医療法人のM&Aは、病院や診療所の経営を安定させるだけでなく、地域医療の継続性を確保する手段としても重要です。本記事では、医療法人におけるM&Aの最新動向、病院とクリニックの特徴から成功事例、そして考慮すべきメリットや注意点について詳しく解説していきます。

医療法人の病院・クリニックのM&A事例

医療法人のM&Aが活発化している理由として、少子高齢化や地域医療の拡充などさまざまな要因が挙げられます。ここでは病院やクリニックなど医療法人・医療業界のM&A事例を紹介します。

2017年 医療法人社団緑野会×東芝

株式会社東芝は2017年10月に、自社が運営する東芝病院を医療法人社団緑野会に285億円で売却することを発表しました。2018年4月に譲渡が完了し、東芝病院は「東京品川病院」に名称が変更されました。その際には外観や院内の改修工事も行われています。

なお、2019年には医療法人社団東京巨樹の会、2022年には社会医療法人社団東京巨樹の会へと法人名を改称しています。

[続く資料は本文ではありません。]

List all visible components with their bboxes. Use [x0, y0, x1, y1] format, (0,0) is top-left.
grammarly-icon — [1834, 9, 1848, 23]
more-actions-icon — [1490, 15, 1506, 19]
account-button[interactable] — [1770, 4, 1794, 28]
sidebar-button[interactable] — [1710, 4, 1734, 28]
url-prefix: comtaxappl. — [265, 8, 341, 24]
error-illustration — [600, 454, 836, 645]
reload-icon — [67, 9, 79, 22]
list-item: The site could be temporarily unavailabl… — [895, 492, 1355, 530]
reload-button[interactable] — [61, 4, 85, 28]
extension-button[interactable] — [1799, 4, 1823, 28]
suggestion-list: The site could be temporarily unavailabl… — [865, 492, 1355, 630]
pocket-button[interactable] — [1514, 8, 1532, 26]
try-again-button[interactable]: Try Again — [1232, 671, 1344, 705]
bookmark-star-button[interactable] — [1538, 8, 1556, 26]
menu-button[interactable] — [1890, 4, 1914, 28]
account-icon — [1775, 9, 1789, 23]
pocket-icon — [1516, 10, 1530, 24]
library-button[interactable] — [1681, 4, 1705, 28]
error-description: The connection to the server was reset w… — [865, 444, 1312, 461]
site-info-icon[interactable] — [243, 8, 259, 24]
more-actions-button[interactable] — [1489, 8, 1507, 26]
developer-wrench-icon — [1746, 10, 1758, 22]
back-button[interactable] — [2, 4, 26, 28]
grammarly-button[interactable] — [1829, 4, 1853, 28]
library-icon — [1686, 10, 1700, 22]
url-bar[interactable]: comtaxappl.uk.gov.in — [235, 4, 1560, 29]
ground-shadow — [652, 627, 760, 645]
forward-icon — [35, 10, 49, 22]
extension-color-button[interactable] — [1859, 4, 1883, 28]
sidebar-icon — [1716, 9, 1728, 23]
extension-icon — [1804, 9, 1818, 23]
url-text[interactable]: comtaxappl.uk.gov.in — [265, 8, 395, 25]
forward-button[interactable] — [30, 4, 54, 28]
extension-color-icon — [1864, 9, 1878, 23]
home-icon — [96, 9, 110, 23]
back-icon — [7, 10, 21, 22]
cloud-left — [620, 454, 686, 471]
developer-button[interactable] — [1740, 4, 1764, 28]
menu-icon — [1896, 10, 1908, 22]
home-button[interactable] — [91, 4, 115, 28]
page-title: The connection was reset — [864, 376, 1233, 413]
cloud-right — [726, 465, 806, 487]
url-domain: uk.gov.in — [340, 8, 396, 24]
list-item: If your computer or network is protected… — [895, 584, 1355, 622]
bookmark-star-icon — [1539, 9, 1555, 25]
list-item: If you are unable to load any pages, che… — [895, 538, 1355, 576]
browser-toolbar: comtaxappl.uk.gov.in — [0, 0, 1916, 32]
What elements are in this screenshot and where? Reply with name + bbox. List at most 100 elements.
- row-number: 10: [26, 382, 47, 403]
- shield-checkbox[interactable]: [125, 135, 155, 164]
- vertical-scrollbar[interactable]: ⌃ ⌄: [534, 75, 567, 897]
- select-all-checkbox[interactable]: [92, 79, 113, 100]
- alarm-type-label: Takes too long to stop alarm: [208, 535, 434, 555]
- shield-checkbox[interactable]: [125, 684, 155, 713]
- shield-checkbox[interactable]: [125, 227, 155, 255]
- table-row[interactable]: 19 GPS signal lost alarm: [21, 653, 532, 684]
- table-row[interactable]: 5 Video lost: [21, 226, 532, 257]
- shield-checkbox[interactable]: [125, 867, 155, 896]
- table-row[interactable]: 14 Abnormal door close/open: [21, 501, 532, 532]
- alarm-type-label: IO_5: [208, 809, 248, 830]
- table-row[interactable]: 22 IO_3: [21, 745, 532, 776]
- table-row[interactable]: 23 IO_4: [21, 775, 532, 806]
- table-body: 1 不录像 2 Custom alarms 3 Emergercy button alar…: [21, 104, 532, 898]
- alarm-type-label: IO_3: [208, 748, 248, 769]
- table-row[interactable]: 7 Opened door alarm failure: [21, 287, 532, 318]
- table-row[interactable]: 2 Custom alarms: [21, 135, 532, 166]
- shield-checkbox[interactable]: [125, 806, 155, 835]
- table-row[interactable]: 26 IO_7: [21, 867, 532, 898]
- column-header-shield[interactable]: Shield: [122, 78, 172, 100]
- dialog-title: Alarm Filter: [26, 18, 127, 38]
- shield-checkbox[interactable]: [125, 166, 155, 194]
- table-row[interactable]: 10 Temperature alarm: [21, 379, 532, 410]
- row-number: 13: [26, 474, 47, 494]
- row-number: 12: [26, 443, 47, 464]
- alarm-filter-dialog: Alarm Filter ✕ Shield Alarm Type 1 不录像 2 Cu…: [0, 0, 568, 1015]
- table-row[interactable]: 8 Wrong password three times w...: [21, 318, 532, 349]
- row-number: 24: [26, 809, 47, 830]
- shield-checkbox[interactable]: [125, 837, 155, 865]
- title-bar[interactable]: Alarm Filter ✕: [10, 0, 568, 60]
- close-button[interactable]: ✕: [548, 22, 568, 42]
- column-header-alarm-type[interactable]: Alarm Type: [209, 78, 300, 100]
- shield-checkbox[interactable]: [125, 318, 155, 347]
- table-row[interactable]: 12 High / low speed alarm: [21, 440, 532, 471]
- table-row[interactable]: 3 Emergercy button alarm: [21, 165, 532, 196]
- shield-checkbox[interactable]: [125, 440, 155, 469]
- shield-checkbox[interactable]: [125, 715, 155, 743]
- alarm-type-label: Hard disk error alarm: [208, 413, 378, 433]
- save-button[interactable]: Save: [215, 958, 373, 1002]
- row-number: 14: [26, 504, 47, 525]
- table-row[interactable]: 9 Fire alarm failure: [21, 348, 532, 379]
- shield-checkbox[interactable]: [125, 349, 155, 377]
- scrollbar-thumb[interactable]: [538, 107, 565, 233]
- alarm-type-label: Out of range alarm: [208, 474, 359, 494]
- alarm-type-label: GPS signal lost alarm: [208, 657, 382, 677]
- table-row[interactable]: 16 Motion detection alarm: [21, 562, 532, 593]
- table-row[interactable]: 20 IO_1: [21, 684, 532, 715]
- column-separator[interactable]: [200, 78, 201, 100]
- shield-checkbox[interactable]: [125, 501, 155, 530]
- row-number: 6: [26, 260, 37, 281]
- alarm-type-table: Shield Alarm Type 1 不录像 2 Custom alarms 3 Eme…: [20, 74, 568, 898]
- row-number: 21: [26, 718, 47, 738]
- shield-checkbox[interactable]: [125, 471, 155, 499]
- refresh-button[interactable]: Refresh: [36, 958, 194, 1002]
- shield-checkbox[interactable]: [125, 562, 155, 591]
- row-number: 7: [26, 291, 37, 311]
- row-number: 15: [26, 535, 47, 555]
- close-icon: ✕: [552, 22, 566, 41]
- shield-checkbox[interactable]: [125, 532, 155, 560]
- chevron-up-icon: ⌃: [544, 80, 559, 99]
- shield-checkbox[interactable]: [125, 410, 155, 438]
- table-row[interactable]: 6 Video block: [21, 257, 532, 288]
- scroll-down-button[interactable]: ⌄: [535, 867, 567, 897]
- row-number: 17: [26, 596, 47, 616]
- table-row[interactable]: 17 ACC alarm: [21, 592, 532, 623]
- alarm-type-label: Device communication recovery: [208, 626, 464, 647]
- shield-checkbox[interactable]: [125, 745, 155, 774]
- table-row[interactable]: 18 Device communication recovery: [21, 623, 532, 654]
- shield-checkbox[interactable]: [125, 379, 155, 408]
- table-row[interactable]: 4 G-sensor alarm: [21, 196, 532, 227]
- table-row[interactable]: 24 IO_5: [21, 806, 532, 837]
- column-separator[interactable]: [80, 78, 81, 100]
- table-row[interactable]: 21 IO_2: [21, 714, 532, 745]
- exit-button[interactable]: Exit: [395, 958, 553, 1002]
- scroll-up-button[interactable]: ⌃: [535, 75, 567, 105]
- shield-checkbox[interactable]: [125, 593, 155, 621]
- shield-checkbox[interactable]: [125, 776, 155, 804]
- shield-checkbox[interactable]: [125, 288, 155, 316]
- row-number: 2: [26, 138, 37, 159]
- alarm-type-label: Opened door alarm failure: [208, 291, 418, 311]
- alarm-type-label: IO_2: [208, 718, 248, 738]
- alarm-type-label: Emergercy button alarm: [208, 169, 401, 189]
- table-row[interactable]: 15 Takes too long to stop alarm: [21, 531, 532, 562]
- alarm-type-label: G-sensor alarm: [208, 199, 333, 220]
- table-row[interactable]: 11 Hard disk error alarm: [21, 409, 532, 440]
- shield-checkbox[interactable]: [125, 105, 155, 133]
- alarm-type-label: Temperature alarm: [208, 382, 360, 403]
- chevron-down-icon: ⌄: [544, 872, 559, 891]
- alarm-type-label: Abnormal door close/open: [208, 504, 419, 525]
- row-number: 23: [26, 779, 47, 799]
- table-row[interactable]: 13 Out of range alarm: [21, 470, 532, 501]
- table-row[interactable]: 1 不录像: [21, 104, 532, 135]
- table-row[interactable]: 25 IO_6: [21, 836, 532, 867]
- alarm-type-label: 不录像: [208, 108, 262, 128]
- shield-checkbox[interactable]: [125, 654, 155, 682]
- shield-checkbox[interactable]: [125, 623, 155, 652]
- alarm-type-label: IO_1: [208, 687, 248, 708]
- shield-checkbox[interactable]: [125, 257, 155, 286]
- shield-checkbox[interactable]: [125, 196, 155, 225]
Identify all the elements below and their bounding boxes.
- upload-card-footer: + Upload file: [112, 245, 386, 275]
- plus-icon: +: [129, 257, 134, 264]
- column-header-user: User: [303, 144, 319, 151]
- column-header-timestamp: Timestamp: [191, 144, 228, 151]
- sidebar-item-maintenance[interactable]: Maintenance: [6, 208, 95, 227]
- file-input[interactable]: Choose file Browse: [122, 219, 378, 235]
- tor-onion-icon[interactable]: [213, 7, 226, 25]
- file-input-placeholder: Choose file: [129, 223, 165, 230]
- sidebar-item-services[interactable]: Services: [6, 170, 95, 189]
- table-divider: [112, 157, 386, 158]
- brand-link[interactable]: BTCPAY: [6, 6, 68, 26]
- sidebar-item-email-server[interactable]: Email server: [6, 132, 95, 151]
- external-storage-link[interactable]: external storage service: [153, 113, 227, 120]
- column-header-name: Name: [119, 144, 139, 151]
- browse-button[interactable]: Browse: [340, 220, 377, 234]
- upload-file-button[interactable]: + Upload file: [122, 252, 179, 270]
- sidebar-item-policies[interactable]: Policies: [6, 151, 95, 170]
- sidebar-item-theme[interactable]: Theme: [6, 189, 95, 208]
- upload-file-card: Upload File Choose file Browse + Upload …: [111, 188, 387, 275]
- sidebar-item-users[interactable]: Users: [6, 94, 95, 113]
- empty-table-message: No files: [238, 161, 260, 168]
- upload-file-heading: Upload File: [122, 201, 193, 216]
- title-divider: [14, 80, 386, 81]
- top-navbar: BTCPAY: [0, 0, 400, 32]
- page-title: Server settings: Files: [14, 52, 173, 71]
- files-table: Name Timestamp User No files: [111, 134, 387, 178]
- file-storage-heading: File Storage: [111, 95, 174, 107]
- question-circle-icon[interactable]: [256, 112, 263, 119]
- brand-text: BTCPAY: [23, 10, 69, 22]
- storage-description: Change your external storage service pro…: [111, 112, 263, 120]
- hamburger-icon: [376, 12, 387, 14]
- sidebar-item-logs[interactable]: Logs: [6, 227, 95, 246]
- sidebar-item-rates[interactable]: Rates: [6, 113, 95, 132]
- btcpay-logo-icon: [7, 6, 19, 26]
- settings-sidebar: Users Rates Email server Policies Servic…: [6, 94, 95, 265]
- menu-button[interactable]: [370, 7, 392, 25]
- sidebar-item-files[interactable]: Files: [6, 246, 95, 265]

緑野会はカマチグループに所属する医療法人であり、カマチグループは現在、「一般社団法人 巨樹の会」「医療法人社団 巨樹の会」「社会医療法人社団 埼玉巨樹の会」「社会医療法人 東京巨樹の会」「医療法人社団 銀緑会」「社会医療法人財団 池友会」「学校法人 巨樹の会」で構成され、26施設の病院・クリニックと5校の学校を運営しています。

参考:東京品川病院

2018年 NSGグループ×中条中央病院

教育事業などを手掛けるNSGグループは2018年12月、医療法人社団共生会が運営する中条中央病院の経営権を取得したことを発表しました。

中条中央病院は新潟県胎内市にある病院であり、内科、外科、小児科など複数の診療科目に対応し、病床数は90床を有しています。

今回の買収によりNSGグループは自社グループが運営する大学や専門学校の学生の教育や研修に活用する方針です。また、中条中央病院は医療人材の不足も課題となっており、NSGグループの傘下となることで、人材確保にもつながることが期待されています。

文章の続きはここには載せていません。